Prof. Shunichi Koshimura
Mon, Jan 30, 2017, 2.15 pm, INF 348, Lecture Hall (Room 015)
In the aftermath of catastrophic natural disasters, such as earthquakes and tsunamis, our society has experienced significant difficulties in assessing disaster impact in the limited amount of time. In recent years, the quality of satellite sensors and access to and use of satellite imagery and services has greatly improved. More and more space agencies have embraced data-sharing policies that facilitate access to archived and up-to-date imagery. Tremendous progress has been achieved through the continuous development of powerful algorithms and software packages to manage and process geospatial data and to disseminate imagery and geospatial datasets in near-real time via geo-web-services, which can be used in disaster-risk management and emergency response efforts. Satellite Earth observations now offer consistent coverage and scope to provide a synoptic overview of large areas, repeated regularly. These can be used to compare risk across different countries, day and night, in all weather conditions, and in trans-boundary areas. On the other hand, with use of modern computing power and advanced sensor networks, the great advances of real-time simulation have been achieved. The data and information derived from satellite Earth observations, integrated with in situ information and simulation modeling provides unique value and the necessary complement to socio-economic data.

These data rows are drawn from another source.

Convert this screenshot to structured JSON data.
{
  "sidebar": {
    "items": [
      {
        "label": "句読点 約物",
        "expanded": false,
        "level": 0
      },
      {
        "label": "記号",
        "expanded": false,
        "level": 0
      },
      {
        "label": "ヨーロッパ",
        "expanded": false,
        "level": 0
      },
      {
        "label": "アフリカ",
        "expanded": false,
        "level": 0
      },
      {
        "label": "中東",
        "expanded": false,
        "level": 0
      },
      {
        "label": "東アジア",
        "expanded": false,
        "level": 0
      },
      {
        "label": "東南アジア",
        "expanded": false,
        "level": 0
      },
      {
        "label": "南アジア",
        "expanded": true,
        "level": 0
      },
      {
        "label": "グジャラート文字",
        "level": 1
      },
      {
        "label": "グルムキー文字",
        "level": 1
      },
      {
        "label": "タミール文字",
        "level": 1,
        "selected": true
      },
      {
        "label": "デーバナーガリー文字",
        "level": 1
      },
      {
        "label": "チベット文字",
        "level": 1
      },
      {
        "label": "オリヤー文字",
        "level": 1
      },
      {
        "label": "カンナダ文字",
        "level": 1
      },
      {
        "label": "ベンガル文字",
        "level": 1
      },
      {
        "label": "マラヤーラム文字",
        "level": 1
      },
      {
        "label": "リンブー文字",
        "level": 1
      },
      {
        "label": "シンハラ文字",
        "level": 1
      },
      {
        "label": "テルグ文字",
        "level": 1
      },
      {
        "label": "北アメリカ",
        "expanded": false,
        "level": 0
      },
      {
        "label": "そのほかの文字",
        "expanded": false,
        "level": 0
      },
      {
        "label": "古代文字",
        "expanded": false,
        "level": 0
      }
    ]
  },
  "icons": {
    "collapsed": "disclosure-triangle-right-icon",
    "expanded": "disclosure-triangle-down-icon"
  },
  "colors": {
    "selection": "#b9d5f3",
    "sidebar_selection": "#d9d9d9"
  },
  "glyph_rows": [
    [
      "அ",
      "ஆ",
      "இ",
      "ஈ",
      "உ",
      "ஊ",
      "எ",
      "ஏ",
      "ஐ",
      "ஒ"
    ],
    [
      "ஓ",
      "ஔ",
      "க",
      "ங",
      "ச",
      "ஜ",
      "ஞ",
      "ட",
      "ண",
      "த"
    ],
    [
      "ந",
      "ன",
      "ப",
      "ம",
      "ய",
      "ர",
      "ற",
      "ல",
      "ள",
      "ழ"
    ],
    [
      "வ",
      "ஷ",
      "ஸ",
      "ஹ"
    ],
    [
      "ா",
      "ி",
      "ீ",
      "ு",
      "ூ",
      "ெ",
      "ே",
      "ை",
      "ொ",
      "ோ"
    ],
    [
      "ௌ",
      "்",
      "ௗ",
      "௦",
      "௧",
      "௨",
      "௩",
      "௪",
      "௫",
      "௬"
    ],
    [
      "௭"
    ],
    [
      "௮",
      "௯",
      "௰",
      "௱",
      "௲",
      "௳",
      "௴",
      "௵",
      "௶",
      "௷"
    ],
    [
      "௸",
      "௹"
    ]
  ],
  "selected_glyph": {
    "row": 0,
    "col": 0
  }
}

Emphasis also needs to be placed on ensuring space-based data and information are used in existing and planned national and local disaster risk management systems, together with other data and information sources as a way to strengthen the resilience of communities.Through the case studies of the 2011 Great East Japan earthquake and tsunami disaster., we aim to provide evidence regarding how Earth observations, in combination with local, in situ data and information sources, can support the decision-making process before, during and after a disaster strikes. We also provide evidence regarding how such space-based applications integrated with real-time simulation can contribute to the aims of the post-2015 DRR framework, which has a strong focus on disaster-risk reduction and on avoiding the generation of new risks.